The FDA's Oncologic Drugs Advisory Committee (ODAC) has recognized minimal residual disease (MRD) as an acceptable endpoint for accelerated approval of new treatments in multiple myeloma. In a unanimous vote of 12 to 0, the committee agreed that available data support the use of MRD negativity to expedite the approval process for promising therapies. This decision marks a significant step in the treatment paradigm for multiple myeloma, potentially accelerating patient access to innovative drugs.
Data Supporting MRD as an Endpoint
During the ODAC meeting, the FDA, along with representatives from the University of Miami's Sylvester Comprehensive Cancer Center and i2TEAMM, presented independent data sets from a meta-analysis of patient-level data derived from multiple clinical trials. The University of Miami's analysis revealed a strong association between 12-month MRD negativity and PFS in newly diagnosed multiple myeloma patients (n = 4907; copula global OR, 4.72; 95% CI, 3.53-5.90). Similar associations were observed in both transplant-eligible and transplant-ineligible populations.
The evaluation of the association between 12-month MRD negativity and overall survival (OS) demonstrated that MRD negativity at 12 months is prognostic of improved long-term OS in all newly diagnosed patients (copula global OR, 4.02; 95% CI, 2.57-5.46), transplant-ineligible patients (copula global OR, 4.08; 95% CI, 2.44-5.72), and transplant-eligible patients (copula global OR, 3.78; 95% CI, 0.78-6.78).

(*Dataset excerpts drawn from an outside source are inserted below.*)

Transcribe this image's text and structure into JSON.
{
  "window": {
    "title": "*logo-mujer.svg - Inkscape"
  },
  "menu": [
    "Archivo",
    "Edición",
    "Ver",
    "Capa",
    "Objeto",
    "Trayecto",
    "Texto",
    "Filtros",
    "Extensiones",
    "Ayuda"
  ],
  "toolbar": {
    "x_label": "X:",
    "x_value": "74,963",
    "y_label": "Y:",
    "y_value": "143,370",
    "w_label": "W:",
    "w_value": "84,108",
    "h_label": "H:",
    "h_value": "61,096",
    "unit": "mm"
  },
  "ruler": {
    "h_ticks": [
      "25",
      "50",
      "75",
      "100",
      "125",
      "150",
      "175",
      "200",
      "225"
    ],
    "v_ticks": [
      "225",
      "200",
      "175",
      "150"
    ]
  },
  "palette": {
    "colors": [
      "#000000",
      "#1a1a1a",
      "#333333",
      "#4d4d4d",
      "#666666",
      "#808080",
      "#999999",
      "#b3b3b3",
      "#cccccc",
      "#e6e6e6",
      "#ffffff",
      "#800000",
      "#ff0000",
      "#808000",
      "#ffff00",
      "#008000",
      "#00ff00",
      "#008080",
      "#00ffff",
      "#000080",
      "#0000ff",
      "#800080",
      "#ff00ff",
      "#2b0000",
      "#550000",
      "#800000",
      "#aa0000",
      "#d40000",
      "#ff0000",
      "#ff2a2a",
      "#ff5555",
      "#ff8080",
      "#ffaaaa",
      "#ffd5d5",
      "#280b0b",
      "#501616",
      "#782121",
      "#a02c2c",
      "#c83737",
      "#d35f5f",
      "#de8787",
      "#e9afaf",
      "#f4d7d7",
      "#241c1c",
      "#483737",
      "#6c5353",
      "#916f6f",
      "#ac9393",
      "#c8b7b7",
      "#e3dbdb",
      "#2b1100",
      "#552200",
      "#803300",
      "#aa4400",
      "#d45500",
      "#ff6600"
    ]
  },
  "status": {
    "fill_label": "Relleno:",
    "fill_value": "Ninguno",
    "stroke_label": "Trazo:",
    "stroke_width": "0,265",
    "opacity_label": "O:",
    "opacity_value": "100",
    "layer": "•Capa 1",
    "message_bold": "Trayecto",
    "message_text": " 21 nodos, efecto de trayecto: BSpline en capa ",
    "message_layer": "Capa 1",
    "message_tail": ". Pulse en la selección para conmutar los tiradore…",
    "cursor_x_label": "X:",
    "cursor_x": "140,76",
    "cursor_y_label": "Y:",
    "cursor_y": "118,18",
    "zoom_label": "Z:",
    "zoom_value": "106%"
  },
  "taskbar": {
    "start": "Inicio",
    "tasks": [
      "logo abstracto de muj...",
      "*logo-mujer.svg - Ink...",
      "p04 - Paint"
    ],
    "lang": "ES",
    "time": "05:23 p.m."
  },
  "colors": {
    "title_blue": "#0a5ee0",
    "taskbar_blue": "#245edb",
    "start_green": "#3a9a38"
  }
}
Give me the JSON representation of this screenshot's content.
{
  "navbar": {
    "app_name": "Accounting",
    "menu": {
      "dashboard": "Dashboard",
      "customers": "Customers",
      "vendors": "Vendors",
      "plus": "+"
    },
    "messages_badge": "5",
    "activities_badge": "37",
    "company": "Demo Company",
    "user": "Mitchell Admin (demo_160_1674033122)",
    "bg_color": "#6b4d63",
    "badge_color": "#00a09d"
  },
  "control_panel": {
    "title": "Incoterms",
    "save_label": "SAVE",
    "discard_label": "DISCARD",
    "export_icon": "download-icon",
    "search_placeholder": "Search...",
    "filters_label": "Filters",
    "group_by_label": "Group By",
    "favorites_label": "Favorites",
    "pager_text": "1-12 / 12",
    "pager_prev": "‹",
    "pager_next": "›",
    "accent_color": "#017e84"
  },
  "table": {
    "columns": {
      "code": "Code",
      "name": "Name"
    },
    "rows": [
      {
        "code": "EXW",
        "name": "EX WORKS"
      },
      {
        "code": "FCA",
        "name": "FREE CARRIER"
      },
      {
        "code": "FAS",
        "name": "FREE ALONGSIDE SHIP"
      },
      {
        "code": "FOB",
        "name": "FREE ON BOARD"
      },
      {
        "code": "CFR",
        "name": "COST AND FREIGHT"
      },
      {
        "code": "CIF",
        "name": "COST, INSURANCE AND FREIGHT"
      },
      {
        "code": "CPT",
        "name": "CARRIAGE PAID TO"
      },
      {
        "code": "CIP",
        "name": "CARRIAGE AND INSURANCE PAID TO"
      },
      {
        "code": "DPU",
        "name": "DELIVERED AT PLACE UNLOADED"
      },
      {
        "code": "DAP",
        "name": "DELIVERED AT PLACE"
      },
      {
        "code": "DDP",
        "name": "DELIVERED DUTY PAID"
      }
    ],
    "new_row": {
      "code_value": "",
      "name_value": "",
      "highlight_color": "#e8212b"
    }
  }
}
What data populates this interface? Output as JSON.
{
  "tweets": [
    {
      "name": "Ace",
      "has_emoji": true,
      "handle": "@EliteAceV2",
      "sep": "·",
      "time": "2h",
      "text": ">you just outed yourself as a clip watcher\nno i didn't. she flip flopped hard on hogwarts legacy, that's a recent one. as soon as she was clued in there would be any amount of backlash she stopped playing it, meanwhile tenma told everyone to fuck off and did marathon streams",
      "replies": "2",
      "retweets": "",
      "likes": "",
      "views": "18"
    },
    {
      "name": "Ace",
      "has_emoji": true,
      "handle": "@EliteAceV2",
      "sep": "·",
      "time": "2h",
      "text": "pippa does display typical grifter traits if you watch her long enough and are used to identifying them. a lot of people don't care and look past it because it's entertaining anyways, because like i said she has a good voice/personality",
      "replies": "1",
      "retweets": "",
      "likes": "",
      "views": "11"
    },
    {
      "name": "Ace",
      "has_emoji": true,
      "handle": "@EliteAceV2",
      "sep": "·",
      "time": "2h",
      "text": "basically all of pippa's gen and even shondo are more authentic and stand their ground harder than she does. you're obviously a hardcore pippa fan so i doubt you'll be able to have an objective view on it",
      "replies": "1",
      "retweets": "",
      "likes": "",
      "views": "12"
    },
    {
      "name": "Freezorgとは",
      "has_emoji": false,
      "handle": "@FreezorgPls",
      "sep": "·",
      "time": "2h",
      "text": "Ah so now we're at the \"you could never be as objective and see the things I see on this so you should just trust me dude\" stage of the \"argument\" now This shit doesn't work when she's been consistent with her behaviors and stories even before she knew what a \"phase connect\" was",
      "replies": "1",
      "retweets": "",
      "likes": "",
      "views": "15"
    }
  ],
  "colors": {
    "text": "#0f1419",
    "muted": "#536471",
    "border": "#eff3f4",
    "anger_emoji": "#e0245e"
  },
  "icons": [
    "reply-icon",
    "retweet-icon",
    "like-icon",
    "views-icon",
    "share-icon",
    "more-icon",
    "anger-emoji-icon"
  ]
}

i2TEAMM also presented global odds ratio estimates regarding the measurement of individual-level associations between 9- and 12-month MRD negativity and PFS. At an MRD testing sensitivity level of 10–5, all newly diagnosed (n = 3061), transplant-ineligible (n = 2235), and relapsed/refractory (n = 1378) patients had greater odds of being alive and progression-free beyond 9 months, with respective odds ratios of 8.27 (95% CI, 6.53-10.01), 9.80 (95% CI, 5.14-14.46), and 8.24 (95% CI, 4.41-12.07).
Caveats and Considerations
Despite the positive vote, concerns were raised regarding the limitations of using MRD as a surrogate endpoint. Ravi A. Madan, MD, senior clinician at the National Cancer Institute, cautioned that while MRD meets the criteria for accelerated approval, vigilance is required to ensure that financial incentives do not compromise long-term clinical efficacy. "We talked a little bit about how that may lead to throwing the baby out with the bathwater, as financial incentives may pressure industry to hit the MRD mark or decide not to continue. On the flip side, it could raise other concerns that hitting MRD may not translate into long-term clinical efficacy. Therefore, the FDA needs to pay close attention as it always does, to safety, progression-free survival [PFS], and other relevant points like survival," Madan added.
The FDA also acknowledged several limitations in the meta-analyses, including variations in treatment types, assay standardization, and patient populations. The agency emphasized the need for continued monitoring of PFS, OS, and safety to confirm the clinical benefit of treatments approved based on MRD negativity.
Implications for Clinical Trials and Drug Development
The ODAC's decision is expected to influence the design of future clinical trials in multiple myeloma, with MRD negativity potentially serving as a primary endpoint for accelerated approval. However, i2TEAMM concluded that their analysis, while confirming the prognostic value of MRD negativity, does not support replacing PFS with an MRD-based endpoint in phase 3 trials. They stated that treatment effects on MRD at a sensitivity of 10–5 or better are 'reasonably likely' to predict treatment effects on PFS.
The University of Miami echoed this sentiment, supporting MRD as an endpoint "reasonably likely" to predict clinical benefit. This consensus suggests a balanced approach, where MRD serves as an early indicator of efficacy while longer-term endpoints like PFS and OS remain critical for confirming sustained clinical benefit.